Deux circonstances aggravent encore les mauvais effets de ces contrats mixtes : c’est d’abord l’emploi d’intermédiaires qui louent, moyennant une somme fixe, le droit de percevoir les prestations de tous les métayers résidant sur un domaine ; en second lieu, les locations aux enchères publiques. Les établissemens religieux, les administrations de bienfaisance et les grands propriétaires désirent naturellement se débarrasser des soins très compliqués de la rentrée de leurs redevances : ils s’adressent donc à des agens qui remplissent la même fonction que les anciens traitans. Ensuite, ne pouvant évaluer avec précision leurs redevances et voulant néanmoins obtenir le plus grand revenu possible, ils mettent la récolte en adjudication.
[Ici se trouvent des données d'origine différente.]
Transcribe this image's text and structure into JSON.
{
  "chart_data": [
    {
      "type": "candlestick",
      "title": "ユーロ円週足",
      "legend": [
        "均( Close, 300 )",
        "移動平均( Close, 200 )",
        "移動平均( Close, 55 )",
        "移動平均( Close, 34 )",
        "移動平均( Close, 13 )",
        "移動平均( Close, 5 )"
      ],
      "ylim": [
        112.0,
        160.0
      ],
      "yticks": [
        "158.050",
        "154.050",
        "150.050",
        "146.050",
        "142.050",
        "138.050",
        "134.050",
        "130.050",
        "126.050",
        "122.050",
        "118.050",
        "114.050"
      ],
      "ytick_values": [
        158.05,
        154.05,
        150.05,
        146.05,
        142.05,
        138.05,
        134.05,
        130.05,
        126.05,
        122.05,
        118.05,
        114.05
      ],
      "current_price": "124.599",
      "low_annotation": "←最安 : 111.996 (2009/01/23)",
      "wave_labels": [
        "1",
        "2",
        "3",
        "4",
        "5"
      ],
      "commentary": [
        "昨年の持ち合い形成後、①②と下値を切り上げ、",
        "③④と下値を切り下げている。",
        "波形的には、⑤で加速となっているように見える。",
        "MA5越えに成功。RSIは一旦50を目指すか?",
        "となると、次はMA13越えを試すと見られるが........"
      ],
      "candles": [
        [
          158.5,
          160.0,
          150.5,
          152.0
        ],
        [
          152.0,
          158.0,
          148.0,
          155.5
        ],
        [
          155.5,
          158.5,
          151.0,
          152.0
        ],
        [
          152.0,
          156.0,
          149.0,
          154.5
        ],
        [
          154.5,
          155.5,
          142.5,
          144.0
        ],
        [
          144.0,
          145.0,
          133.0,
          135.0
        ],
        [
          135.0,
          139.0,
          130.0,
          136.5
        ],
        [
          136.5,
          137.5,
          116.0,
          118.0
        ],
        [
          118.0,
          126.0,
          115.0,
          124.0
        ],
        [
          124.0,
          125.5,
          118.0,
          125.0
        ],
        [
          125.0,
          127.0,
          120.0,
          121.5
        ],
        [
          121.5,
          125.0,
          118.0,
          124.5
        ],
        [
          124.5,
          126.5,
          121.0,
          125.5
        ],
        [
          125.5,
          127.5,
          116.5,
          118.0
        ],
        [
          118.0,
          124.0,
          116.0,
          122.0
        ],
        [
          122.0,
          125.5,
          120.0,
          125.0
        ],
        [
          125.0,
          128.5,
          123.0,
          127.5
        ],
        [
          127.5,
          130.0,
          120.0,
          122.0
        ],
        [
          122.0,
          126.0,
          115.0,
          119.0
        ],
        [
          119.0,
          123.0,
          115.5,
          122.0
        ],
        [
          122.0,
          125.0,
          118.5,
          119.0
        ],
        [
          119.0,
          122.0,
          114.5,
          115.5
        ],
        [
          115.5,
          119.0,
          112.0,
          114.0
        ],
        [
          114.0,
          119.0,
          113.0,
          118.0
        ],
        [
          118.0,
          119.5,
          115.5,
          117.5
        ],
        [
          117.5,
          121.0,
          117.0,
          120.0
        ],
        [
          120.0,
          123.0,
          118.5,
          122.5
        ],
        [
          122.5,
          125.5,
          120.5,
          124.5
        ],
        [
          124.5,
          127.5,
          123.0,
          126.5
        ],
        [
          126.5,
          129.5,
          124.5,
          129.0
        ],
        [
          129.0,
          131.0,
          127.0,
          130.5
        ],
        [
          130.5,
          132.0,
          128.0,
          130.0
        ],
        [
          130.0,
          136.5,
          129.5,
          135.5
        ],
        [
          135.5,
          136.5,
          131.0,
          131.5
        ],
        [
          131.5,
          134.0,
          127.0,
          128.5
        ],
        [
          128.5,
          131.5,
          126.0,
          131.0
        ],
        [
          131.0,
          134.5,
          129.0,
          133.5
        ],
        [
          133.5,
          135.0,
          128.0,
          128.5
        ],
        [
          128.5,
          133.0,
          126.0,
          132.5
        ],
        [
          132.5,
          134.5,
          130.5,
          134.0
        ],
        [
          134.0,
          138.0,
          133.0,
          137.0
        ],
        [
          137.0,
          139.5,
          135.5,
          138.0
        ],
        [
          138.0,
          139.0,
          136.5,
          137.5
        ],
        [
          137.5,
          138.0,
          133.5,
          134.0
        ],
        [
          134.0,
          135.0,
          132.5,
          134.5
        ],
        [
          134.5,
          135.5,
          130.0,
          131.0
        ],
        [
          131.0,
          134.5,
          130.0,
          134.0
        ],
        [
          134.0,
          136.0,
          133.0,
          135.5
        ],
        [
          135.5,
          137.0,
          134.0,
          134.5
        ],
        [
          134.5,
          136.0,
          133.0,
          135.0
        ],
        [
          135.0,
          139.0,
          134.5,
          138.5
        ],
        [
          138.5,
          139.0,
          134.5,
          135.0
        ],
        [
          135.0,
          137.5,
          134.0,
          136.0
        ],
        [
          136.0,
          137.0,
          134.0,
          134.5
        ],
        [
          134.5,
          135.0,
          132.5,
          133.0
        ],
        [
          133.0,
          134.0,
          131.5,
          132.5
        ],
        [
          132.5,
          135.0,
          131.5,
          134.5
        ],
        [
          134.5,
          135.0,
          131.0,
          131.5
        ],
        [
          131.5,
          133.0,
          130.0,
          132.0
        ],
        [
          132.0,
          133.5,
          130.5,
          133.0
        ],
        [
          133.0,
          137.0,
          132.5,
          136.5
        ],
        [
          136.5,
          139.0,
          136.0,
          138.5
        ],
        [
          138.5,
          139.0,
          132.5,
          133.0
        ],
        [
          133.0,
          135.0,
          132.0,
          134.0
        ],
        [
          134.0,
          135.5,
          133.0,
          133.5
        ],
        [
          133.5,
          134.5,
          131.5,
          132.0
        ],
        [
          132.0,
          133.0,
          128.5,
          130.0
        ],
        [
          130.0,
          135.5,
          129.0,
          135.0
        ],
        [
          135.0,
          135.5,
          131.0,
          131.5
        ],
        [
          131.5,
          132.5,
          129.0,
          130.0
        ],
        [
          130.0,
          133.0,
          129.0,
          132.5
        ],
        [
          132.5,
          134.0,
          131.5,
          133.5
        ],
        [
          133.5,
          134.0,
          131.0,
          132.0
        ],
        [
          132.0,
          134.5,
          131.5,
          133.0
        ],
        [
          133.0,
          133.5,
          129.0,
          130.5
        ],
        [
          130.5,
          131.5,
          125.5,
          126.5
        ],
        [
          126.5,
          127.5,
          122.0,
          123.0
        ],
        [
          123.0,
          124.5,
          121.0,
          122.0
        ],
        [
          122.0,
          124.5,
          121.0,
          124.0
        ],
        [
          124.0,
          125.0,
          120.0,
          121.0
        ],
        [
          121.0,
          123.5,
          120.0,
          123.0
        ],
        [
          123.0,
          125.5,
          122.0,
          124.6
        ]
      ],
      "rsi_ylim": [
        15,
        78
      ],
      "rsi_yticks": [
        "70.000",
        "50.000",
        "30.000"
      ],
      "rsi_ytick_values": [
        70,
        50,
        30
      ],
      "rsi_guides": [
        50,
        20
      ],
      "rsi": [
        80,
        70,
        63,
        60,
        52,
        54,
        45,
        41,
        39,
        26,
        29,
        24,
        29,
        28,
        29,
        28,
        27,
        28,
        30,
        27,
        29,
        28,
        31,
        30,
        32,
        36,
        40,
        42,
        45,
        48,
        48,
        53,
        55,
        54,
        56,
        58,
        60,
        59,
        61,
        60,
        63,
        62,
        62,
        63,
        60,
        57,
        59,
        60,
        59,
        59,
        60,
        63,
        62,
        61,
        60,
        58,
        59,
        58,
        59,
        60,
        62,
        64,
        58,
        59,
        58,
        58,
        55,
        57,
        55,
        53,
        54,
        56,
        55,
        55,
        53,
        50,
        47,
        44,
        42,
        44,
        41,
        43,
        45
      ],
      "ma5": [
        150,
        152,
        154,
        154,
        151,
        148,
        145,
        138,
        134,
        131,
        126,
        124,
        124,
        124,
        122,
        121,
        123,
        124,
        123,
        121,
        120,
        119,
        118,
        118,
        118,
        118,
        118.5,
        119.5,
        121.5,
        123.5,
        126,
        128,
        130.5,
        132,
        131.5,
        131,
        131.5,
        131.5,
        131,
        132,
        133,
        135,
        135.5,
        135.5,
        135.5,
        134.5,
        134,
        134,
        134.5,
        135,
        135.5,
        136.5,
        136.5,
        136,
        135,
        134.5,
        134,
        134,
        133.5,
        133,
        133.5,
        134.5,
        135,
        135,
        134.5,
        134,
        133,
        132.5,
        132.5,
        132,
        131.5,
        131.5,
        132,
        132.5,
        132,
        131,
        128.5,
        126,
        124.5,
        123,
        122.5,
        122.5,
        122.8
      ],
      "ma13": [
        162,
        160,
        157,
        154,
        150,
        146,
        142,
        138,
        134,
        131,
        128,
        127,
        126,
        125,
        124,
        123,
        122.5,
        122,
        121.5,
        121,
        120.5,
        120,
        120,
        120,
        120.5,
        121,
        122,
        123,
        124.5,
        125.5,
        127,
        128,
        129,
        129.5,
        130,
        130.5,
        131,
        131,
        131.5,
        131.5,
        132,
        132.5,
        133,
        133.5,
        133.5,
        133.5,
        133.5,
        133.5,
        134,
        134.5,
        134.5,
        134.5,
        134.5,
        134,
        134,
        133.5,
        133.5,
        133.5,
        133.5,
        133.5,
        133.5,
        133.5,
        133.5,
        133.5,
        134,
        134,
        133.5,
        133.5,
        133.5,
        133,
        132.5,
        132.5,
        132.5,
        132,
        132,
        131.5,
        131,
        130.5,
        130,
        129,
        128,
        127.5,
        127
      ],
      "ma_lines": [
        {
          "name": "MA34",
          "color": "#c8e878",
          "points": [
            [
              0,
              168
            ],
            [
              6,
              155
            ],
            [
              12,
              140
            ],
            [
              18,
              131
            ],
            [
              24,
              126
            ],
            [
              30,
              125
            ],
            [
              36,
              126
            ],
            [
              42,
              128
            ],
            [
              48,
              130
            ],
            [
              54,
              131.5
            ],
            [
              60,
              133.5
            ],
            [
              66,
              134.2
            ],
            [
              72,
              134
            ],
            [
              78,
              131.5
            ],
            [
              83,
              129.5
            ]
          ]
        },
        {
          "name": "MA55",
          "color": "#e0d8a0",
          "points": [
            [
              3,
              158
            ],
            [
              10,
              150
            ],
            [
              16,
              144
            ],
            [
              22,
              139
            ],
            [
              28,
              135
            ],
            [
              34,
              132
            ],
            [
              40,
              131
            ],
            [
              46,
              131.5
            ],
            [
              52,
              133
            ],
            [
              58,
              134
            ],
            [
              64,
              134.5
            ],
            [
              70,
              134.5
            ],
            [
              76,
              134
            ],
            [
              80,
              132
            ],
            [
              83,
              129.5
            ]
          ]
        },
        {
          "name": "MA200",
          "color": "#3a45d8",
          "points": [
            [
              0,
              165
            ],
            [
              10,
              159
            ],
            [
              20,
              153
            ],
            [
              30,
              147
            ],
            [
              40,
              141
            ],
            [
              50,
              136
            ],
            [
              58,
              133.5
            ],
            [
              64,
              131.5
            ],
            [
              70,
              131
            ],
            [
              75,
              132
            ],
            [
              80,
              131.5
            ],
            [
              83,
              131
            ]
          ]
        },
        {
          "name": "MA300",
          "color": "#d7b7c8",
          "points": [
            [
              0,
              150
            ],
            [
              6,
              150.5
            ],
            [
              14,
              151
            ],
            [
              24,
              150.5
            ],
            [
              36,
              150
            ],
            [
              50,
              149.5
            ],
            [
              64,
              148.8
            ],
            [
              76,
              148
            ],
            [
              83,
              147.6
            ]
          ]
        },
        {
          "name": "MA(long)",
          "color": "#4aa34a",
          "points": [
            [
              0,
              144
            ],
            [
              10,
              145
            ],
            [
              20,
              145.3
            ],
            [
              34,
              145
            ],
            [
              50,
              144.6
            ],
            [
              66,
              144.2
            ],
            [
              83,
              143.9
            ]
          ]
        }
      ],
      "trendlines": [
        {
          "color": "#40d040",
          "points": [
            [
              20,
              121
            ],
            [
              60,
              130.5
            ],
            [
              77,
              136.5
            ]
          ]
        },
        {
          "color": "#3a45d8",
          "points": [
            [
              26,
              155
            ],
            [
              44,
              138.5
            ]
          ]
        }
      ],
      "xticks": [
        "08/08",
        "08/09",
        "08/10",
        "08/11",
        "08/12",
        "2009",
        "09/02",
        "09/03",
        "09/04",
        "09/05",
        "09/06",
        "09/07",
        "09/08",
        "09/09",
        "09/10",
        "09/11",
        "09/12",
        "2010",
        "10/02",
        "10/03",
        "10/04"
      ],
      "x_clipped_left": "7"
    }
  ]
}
Les traitans, poussés par les enchères à donner le plus haut prix, sont forcés à leur tour, afin de ne pas perdre, d’arracher aux métayers une part toujours plus forte du produit, et ils s’ingénient à trouver des clauses qui soient de nature à grossir la recette. Si les cultivateurs acceptent ces clauses (et souvent ils y sont obligés), on les voit s’introduire peu à peu dans les usages ; elles sont assez promptement adoptées par les petits propriétaires, puisqu’elles augmentent leur revenu, et bientôt elles deviennent « de style » dans la rédaction des nouveaux contrats. La formule de Turgot s’applique alors avec une rigueur un peu trop mathématique : il n’est même pas toujours certain que les cultivateurs aient le nécessaire.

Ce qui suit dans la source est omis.